Assignment 6: Variational Autoencoders & Parzen Windows

Discussion: June 8th

In this assignment, we will implement a variational autoencoder (VAE). Furthermore, we will have a look at Parzen windows, which are a popular (albeit flawed) method of evaluating generative models.

Implementing a VAE

From an implementation standpoint, a VAE is pretty much just an autoencoder with a stochastic encoder and a regularized latent space. As such, you might want to proceed as follows:

Build an autoencoder. Use any dataset/model of your choice.
Add stochasticity in the last encoder layer. With the common choice of a Gaussian distribution, this just means splitting the layer into two parts, one of which generates means, the other variances. Then you use these values to take Gaussian samples. You can use tf.random.normal for this – take samples from a standard normal distribution, multiply with the standard deviation and add the mean. Be careful with the layer that generates stds/variances; think about what value range these can be in and what value range your layer returns. That is, choose a sensible activation function!
Add a regularizer term to the reconstruction loss.

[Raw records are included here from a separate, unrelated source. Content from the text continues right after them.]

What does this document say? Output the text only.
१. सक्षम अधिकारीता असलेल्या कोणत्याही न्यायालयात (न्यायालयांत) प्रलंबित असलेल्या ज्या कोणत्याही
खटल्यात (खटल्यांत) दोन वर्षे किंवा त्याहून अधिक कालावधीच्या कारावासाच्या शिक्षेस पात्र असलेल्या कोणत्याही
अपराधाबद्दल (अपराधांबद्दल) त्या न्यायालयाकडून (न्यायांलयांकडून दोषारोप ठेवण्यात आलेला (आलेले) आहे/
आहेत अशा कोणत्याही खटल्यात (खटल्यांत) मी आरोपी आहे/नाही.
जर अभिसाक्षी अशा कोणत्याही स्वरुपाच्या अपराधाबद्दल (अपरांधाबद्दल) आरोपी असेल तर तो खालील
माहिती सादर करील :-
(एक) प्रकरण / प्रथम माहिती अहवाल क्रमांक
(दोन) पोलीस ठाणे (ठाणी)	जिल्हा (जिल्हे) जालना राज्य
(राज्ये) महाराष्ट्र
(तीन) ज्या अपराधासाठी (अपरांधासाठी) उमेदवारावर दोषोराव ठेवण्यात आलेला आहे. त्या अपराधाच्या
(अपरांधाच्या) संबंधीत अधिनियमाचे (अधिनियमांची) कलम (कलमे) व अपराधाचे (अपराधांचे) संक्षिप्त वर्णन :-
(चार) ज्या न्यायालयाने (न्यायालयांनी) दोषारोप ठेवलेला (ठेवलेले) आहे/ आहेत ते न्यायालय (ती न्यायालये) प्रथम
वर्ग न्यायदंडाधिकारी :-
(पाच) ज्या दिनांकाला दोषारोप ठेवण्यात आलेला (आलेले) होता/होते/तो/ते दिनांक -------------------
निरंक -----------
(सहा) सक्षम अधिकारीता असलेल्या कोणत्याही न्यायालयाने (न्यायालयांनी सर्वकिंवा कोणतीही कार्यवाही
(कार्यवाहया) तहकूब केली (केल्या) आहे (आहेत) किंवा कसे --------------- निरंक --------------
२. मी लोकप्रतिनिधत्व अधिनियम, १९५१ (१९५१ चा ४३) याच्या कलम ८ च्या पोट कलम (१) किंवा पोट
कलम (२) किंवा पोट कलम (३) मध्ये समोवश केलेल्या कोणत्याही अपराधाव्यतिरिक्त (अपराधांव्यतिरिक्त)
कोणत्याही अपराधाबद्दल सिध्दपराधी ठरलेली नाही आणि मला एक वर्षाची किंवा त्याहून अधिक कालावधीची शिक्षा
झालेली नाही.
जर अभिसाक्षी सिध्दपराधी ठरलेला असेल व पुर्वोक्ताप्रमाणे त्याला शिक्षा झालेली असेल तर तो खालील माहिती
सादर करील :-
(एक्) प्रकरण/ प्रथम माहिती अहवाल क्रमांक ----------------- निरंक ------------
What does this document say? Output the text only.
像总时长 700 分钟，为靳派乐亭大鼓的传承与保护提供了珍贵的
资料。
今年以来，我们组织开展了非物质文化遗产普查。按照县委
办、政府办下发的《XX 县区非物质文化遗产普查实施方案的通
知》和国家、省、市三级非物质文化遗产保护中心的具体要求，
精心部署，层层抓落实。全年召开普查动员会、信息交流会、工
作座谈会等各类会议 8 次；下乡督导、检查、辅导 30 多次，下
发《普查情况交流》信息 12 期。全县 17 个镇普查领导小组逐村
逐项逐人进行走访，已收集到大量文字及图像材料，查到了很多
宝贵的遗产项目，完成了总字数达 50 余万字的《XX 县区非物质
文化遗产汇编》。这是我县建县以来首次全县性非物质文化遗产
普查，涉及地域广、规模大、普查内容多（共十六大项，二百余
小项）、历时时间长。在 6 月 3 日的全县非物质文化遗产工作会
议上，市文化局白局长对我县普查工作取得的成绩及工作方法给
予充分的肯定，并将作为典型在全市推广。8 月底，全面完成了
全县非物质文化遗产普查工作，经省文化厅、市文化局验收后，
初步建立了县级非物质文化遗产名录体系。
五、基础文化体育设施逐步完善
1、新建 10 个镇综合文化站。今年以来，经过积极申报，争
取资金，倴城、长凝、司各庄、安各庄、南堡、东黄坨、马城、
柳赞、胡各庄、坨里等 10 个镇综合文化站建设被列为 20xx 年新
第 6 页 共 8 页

You will likely find many VAE implementations around the web. Feel free to use these for “inspiration”, but make sure you understand what you are doing!

Depending on the details of the data, loss function etc. you might need to scale down the regularizer significantly (by multiplying with a number much smaller than 1) to achieve any learning at all. A typical sign of “overregularization” is when all reconstructions look the same.

Train your VAE and generate some samples, perhaps trying out multiple architectures and datasets. Think about the following issues:

In case you ran into the aforementioned problem and your VAE refused to reconstruct anything, forcing you to tone down the regularizer: Why do you think this happens? Even if you don’t run into this issue, think about why the VAE regularization might be a particularly troublesome one.
How can you check whether the regularization was “successful”? Try your method of choice on your own model(s).
Compare VAE reconstructions with those of a normal autoencoder. They will likely be significantly more blurry. Why does this happen? Aside from that, why is blurriness already an issue in “normal” AEs?

Density Estimation Using Parzen Windows

Sometimes you might be wondering how to evaluate a generative model. Evaluating whatever loss function you trained with might be a start, but it is often not very informative. Also, this precludes comparison between different frameworks (e.g. RBMs vs VAEs). Looking at samples is cumbersome and highly subjective. An objective measure of the “goodness of fit” of the model would be nice. One attempt at such a measure uses kernel density estimation, in particular the method of Parzen Windows. Read this short doc for a simple explanation of the method. If you prefer a more detailed explanation, check this one. You can use Parzen windows to evaluate your models as follows:

The quantity we want to estimate is the likelihood of the test set given the model. The higher this is, the better we assume our model to be.
Take an arbitrary number of samples from your model (a common number is 10000, actually recommended is much more; start with less for debugging).
Choose some kernel. A Gaussian kernel is the standard choice. You can start with a uniform one (a “hypercube”) but you are likely to get rather useless results, in particular using MNIST. Why do you think this is?
For each element of the test set (of whichever dataset you are using), compute the Parzen estimate of the probability, using the aforementioned samples to provide the kernels. Since the data is very high-dimensional, you will likely run into numerical issues already when trying to compute a single probability. In this case, use log probabilities instead. You should try to implement this yourself, but if you get stuck there might be something in utils.math in the course repo to help you.
The test set likelihood would be the product of all individual probabilities. Since this will definitely cause numerical issues, it is customary to compute the log-likelihood instead by summing over all the log probabilities.
You will usually need to choose some width parameter for the kernel (e.g. variance for the Gaussian kernel). This is usually chosen such that the log-likelihood is maximized. If you want to do this properly, you should put aside a separate validation set and choose the variance to maximize the likelihood on here, then report the value on the test set with this variance. If you’re short on time, just try to maximize it on the test set directly , but don’t tell anyone you did this.
Evaluate at least two different models and compare results. These could be two VAEs, or an RBM and a VAE, or any other generative model. You could also construct one of the models to perform badly on purpose and see whether the Parzen estimate agrees.
Have a look at this paper and immediately forget all of this.